Blueberry Baked Oats (Printable)

Single-serve baked oats with blueberries and maple; warm, filling breakfast easy to prep and bake.

# What You'll Need:

→ Base

01 - 1/2 cup rolled oats
02 - 1/2 cup milk (dairy or plant-based)
03 - 1 small ripe banana, mashed
04 - 1 tablespoon maple syrup
05 - 1/2 teaspoon vanilla extract
06 - 1/4 teaspoon baking powder
07 - Pinch of salt

→ Add-ins

08 - 1/3 cup fresh or frozen blueberries

→ Optional Toppings

09 - 1 teaspoon chopped nuts (almonds or walnuts), optional
10 - Extra maple syrup, for drizzling, optional

# Method:

01 - Heat the oven to 350°F and lightly grease an 8-oz oven-safe ramekin or small baking dish.
02 - In a mixing bowl, mash the banana with a fork, then add the milk, maple syrup and vanilla; stir to combine.
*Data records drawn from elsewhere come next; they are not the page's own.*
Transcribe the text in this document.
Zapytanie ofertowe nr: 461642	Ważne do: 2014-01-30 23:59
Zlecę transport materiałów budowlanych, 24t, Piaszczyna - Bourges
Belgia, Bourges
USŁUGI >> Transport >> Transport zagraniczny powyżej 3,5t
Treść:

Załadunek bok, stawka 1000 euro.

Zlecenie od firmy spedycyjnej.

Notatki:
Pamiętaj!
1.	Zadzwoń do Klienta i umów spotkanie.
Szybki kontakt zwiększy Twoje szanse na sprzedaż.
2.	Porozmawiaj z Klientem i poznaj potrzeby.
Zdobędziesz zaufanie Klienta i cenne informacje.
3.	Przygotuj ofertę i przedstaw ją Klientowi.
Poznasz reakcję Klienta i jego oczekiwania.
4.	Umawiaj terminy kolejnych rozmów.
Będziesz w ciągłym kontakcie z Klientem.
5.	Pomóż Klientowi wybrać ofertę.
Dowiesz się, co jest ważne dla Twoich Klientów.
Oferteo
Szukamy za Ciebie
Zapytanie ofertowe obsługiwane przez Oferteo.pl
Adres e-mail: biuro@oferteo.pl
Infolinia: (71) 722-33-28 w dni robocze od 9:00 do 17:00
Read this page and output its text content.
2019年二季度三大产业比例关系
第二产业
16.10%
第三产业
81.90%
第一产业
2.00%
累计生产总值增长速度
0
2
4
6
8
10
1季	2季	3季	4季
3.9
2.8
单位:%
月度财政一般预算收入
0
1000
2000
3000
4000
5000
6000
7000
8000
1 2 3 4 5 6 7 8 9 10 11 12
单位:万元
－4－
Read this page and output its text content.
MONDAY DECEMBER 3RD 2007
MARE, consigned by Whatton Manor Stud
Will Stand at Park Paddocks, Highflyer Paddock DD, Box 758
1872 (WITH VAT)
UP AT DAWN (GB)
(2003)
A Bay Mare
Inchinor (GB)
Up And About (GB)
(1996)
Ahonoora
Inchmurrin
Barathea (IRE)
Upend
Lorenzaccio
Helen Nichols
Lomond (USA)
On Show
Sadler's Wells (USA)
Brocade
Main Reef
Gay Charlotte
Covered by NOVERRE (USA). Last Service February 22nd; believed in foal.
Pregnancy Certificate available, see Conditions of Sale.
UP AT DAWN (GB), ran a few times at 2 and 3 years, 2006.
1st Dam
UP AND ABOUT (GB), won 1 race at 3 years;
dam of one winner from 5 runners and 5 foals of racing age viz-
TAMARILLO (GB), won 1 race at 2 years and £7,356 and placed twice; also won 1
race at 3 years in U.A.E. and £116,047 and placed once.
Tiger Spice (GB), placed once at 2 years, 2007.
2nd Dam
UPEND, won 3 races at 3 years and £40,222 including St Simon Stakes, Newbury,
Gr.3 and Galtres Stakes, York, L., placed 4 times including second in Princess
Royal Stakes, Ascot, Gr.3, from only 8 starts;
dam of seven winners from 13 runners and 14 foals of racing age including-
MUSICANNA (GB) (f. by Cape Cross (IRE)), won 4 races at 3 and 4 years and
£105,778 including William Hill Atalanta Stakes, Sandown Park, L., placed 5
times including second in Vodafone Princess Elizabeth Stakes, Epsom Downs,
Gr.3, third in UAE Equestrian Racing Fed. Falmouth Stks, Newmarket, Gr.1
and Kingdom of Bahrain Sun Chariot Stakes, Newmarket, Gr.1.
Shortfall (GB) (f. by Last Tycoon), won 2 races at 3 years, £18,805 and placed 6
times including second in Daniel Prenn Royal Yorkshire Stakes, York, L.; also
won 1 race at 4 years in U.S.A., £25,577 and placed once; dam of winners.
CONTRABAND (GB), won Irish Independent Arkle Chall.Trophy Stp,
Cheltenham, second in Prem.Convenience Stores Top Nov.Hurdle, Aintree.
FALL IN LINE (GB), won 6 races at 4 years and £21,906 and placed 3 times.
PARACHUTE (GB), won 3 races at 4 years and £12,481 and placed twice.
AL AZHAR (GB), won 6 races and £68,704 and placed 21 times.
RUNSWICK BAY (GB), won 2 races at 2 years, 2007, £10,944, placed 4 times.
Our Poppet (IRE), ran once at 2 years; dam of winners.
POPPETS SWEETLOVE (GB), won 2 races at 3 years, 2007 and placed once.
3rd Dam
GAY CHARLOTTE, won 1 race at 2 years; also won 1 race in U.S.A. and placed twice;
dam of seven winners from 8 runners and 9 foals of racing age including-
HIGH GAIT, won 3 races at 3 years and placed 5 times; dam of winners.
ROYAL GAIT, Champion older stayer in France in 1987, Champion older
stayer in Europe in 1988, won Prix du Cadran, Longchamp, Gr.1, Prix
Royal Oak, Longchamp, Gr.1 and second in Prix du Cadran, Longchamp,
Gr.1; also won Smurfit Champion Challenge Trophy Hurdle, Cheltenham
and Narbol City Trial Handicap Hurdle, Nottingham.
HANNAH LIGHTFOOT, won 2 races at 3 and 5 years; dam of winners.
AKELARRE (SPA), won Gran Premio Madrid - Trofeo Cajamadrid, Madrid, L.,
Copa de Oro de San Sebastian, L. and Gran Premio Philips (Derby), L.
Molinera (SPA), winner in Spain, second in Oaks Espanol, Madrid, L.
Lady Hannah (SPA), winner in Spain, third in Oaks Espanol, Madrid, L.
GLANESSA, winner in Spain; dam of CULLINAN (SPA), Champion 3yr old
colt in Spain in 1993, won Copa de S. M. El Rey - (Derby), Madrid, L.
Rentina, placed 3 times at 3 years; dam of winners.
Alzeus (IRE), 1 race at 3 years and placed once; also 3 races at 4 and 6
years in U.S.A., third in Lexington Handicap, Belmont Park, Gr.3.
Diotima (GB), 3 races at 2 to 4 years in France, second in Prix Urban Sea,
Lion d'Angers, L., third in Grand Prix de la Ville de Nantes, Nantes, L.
Add the rolled oats, baking powder and salt, and mix until evenly hydrated.
03 - Gently fold most of the blueberries into the oat mixture, reserving a few for the surface.
04 - Spoon the mixture into the prepared ramekin, smooth the top and scatter the reserved blueberries and optional chopped nuts over the surface.
05 - Bake for 22 to 25 minutes, or until the center is set and the top has a light golden hue.
06 - Let the baked oats rest for a few minutes, then finish with a drizzle of maple syrup if desired and serve warm.

# Expert Advice:

01 -
  • Baked oats have a cake-like texture that feels like dessert but is wholesome enough for breakfast.
  • You can toss everything together in minutes and let the oven do its magic—perfect for lazy mornings.
02 -
  • If you skip greasing the ramekin, you’ll end up chiseling your oats out with a spoon—trust me on this one.
  • Swapping banana for applesauce gives a lighter taste and lets the blueberry zing shine through.
03 -
  • Mix the base ingredients the night before for even deeper flavors and a silkier texture.
  • Adding a pinch more salt than you think brings out the natural sweetness and makes the blueberries pop.